The cost given by linear function is:
\[\begin{align}
& f\left( x \right)=0.03x+0.63 \\
& =0.03\times 30+0.63 \\
& =0.9+0.63 \\
& =1.53
\end{align}\]
The cost given by exponential function is:
\[\begin{align}
& f\left( x \right)=0.72{{\left( 1.03 \right)}^{30}} \\
& =0.72\times {{\left( 1.03 \right)}^{30}} \\
& =1.7476
\end{align}\]
Therefore, from the above calculation, it can be seen that, cost by exponential function is increasing more rapidly than linear function, so exponential function is a better model.
(c)
The given functions are:
\[\begin{align}
& f\left( x \right)=0.03x+0.63 \\
& f\left( x \right)=0.72{{\left( 1.03 \right)}^{x}} \\
\end{align}\]
But the data from bar graph, and scatter plot are as below:
In year 1982, the cost was \[0.86\text{¢}\].
In year 1992, the cost was \[0.83\text{¢}\].
In year 2002, the cost was \[0.89\text{¢}\].
In year 2006, the cost was \[1.21\text{¢}\].

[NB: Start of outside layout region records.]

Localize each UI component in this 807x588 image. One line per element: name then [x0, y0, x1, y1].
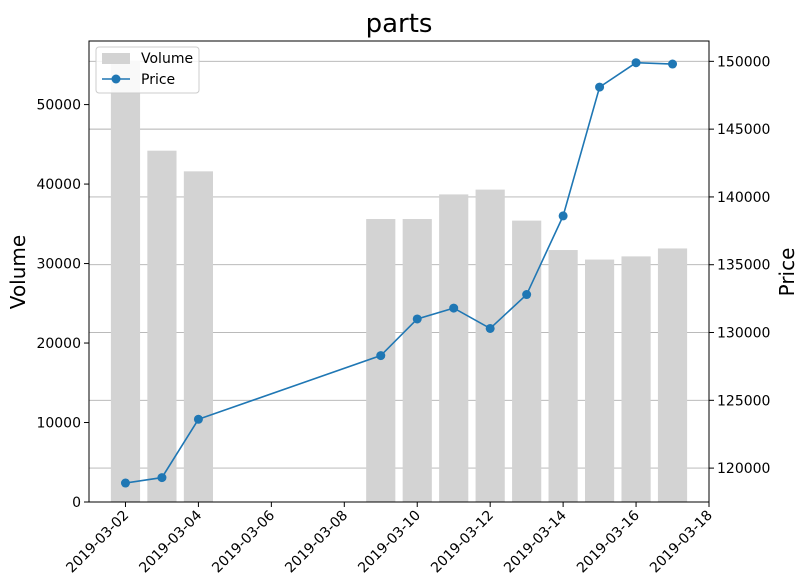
- volume-bar: [366, 219, 396, 502]
- volume-bar: [402, 219, 432, 502]
- x-tick-label: 2019-03-06: [209, 507, 278, 576]
- right-tick-label: 125000: [717, 393, 770, 409]
- right-tick-label: 150000: [717, 54, 770, 70]
- x-tick-label: 2019-03-16: [574, 507, 643, 576]
- chart-title: parts: [366, 9, 433, 39]
- right-tick-label: 130000: [717, 326, 770, 342]
- left-tick-label: 10000: [36, 416, 81, 432]
- price-marker: [558, 211, 568, 221]
- x-tick-label: 2019-03-14: [501, 507, 570, 576]
- legend-volume-swatch: [102, 53, 130, 64]
- right-tick-label: 135000: [717, 258, 770, 274]
- legend-price-label: Price: [141, 72, 175, 88]
- price-marker: [412, 314, 422, 324]
- price-marker: [376, 351, 386, 361]
- left-tick-label: 50000: [36, 98, 81, 114]
- volume-bar: [512, 220, 542, 502]
- legend-volume-label: Volume: [141, 51, 193, 67]
- left-axis-label: Volume: [6, 235, 30, 309]
- left-tick-label: 40000: [36, 177, 81, 193]
- bars: [110, 60, 688, 502]
- right-axis: 120000 125000 130000 135000 140000 145000 1500…: [709, 54, 770, 477]
- left-axis: 0 10000 20000 30000 40000 50000: [36, 98, 89, 511]
- grid-lines: [89, 60, 709, 469]
- volume-bar: [439, 194, 469, 502]
- price-marker: [668, 59, 678, 69]
- x-tick-label: 2019-03-04: [136, 507, 205, 576]
- volume-bar: [147, 150, 177, 502]
- x-tick-label: 2019-03-10: [355, 508, 424, 577]
- volume-bar: [657, 248, 688, 502]
- x-tick-label: 2019-03-18: [647, 508, 716, 577]
- x-tick-label: 2019-03-12: [428, 508, 497, 577]
- right-tick-label: 120000: [717, 461, 770, 477]
- price-marker: [522, 290, 532, 300]
- price-marker: [120, 478, 130, 488]
- price-marker: [157, 473, 167, 483]
- volume-bar: [110, 60, 141, 502]
- legend: Volume Price: [95, 46, 200, 94]
- left-tick-label: 20000: [36, 336, 81, 352]
- volume-bar: [475, 189, 505, 502]
- volume-bar: [585, 259, 615, 502]
- price-line-group: [120, 58, 678, 488]
- left-tick-label: 0: [72, 495, 81, 511]
- left-tick-label: 30000: [36, 257, 81, 273]
- right-tick-label: 140000: [717, 190, 770, 206]
- legend-price-marker: [111, 74, 121, 84]
- volume-bar: [183, 171, 213, 502]
- price-line: [125, 61, 673, 484]
- volume-bar: [548, 250, 578, 502]
- right-tick-label: 145000: [717, 122, 770, 138]
- price-marker: [449, 303, 459, 313]
- price-marker: [485, 323, 495, 333]
- x-tick-label: 2019-03-02: [63, 508, 132, 577]
- plot-frame: [88, 40, 710, 503]
- price-marker: [631, 58, 641, 68]
- x-axis: 2019-03-02 2019-03-04 2019-03-06 2019-03-08…: [63, 502, 716, 577]
- right-axis-label: Price: [775, 248, 799, 297]
- price-marker: [595, 82, 605, 92]
- x-tick-label: 2019-03-08: [282, 508, 351, 577]
- price-marker: [193, 414, 203, 424]
- volume-bar: [621, 256, 651, 502]
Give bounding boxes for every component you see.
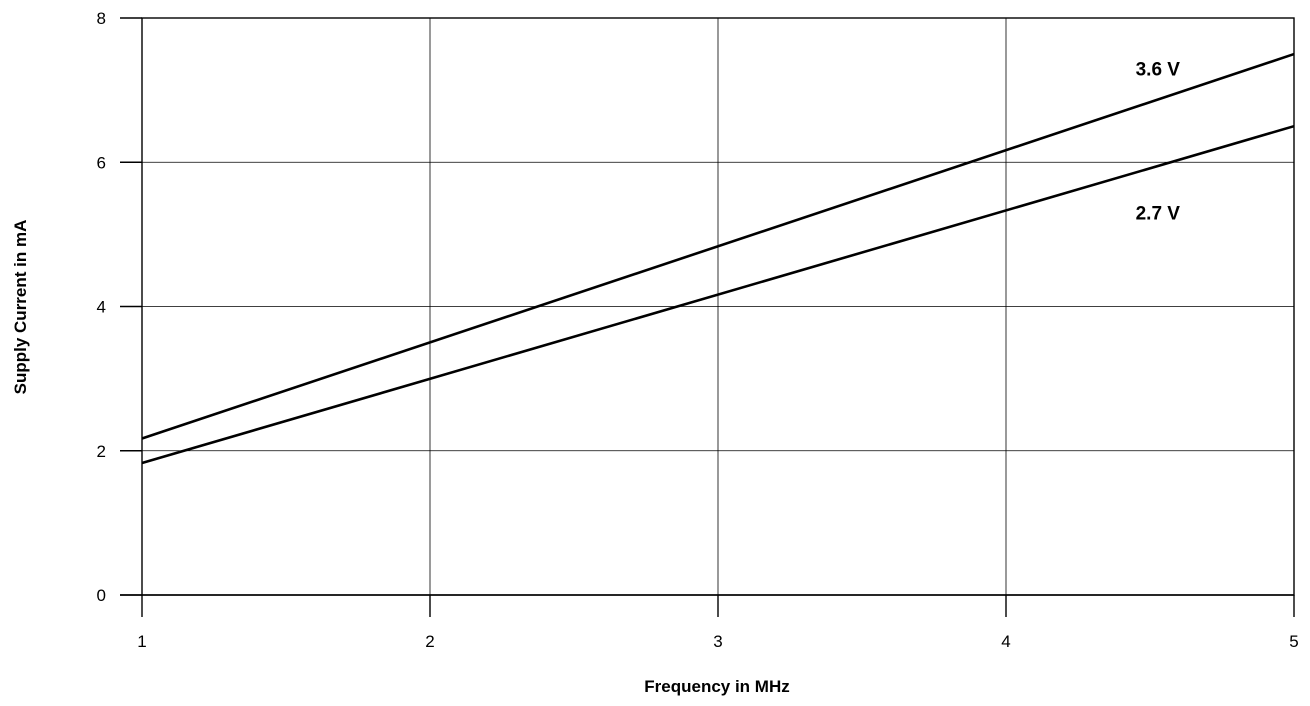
x-tick-label: 5 xyxy=(1289,632,1298,651)
grid xyxy=(142,17,1294,595)
series-line xyxy=(141,124,1295,465)
y-tick-label: 0 xyxy=(97,586,106,605)
series-line xyxy=(141,52,1295,440)
y-tick-label: 8 xyxy=(97,9,106,28)
x-axis-title: Frequency in MHz xyxy=(644,677,789,696)
series-label: 2.7 V xyxy=(1136,204,1181,225)
x-tick-label: 2 xyxy=(425,632,434,651)
labels: 0 2 4 6 8 1 2 3 4 5 3.6 V 2.7 V xyxy=(97,9,1299,651)
x-tick-label: 1 xyxy=(137,632,146,651)
x-tick-label: 4 xyxy=(1001,632,1010,651)
y-tick-label: 4 xyxy=(97,298,106,317)
y-tick-label: 6 xyxy=(97,153,106,172)
y-axis-title: Supply Current in mA xyxy=(11,220,30,395)
y-tick-label: 2 xyxy=(97,442,106,461)
x-tick-label: 3 xyxy=(713,632,722,651)
series-label: 3.6 V xyxy=(1136,59,1181,80)
axes xyxy=(120,17,1295,617)
series-lines xyxy=(141,52,1295,465)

In year 2012, the cost was \[2.00\text{¢}\].
In year 2012, \[x=30\].
The cost given by linear function is:
\[\begin{align}
& f\left( x \right)=0.03x+0.63 \\
& =0.03\times 30+0.63 \\
& =0.9+0.63 \\
& =1.53
\end{align}\]
The cost given by exponential function is:
\[\begin{align}
& f\left( x \right)=0.72{{\left( 1.03 \right)}^{30}} \\
& =0.72\times {{\left( 1.03 \right)}^{30}} \\
& =1.7476 \\
& \approx 1.75
\end{align}\]
From the above calculation, it can be seen that, neither of these two functions, cost values match with this scatter plot or bar graph data.

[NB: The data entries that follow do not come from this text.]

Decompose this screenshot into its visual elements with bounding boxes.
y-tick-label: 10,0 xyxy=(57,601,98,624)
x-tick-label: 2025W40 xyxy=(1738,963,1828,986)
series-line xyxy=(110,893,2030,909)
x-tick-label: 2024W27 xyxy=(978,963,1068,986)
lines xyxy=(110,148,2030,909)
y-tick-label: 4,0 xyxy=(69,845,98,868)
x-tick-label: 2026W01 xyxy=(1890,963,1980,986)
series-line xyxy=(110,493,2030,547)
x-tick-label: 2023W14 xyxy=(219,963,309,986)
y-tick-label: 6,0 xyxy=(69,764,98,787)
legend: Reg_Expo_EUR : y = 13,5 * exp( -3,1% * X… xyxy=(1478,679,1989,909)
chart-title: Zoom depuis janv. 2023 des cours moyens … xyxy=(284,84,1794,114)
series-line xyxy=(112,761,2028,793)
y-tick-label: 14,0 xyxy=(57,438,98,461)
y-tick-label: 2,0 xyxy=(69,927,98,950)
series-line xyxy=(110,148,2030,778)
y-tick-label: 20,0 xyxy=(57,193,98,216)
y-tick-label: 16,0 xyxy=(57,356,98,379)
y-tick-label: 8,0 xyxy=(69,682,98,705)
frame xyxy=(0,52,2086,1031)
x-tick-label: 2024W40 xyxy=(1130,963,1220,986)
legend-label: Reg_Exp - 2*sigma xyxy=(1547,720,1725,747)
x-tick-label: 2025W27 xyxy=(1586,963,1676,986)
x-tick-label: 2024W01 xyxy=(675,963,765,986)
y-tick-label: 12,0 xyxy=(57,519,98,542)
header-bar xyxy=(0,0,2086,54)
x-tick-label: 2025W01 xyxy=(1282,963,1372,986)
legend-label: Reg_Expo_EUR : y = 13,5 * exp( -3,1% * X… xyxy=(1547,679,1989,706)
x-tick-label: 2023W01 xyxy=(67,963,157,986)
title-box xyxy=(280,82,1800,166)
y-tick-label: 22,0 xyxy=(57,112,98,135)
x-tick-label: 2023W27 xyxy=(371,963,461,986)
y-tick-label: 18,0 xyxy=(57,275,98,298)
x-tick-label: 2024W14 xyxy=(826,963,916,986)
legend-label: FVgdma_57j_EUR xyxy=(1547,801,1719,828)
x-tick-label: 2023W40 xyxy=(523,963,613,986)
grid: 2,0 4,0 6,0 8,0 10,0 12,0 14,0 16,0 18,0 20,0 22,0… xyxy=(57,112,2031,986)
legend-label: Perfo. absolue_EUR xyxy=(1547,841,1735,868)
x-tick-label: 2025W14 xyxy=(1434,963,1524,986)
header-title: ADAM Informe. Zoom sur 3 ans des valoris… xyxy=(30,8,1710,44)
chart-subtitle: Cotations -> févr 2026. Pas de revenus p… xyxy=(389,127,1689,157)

The cost of penny in exponential function data is the better one, because it is increasing rapidly.
Also, it can be seen that this observation matches with previous data.
Therefore, the cost given by linear function is\[1.53\text{¢}\], the cost given by exponential function is\[1.75\text{¢}\]. None of the model serves as the good model. The cost of penny in exponential function data is the better one, and it can be seen that this observation matches with previous data.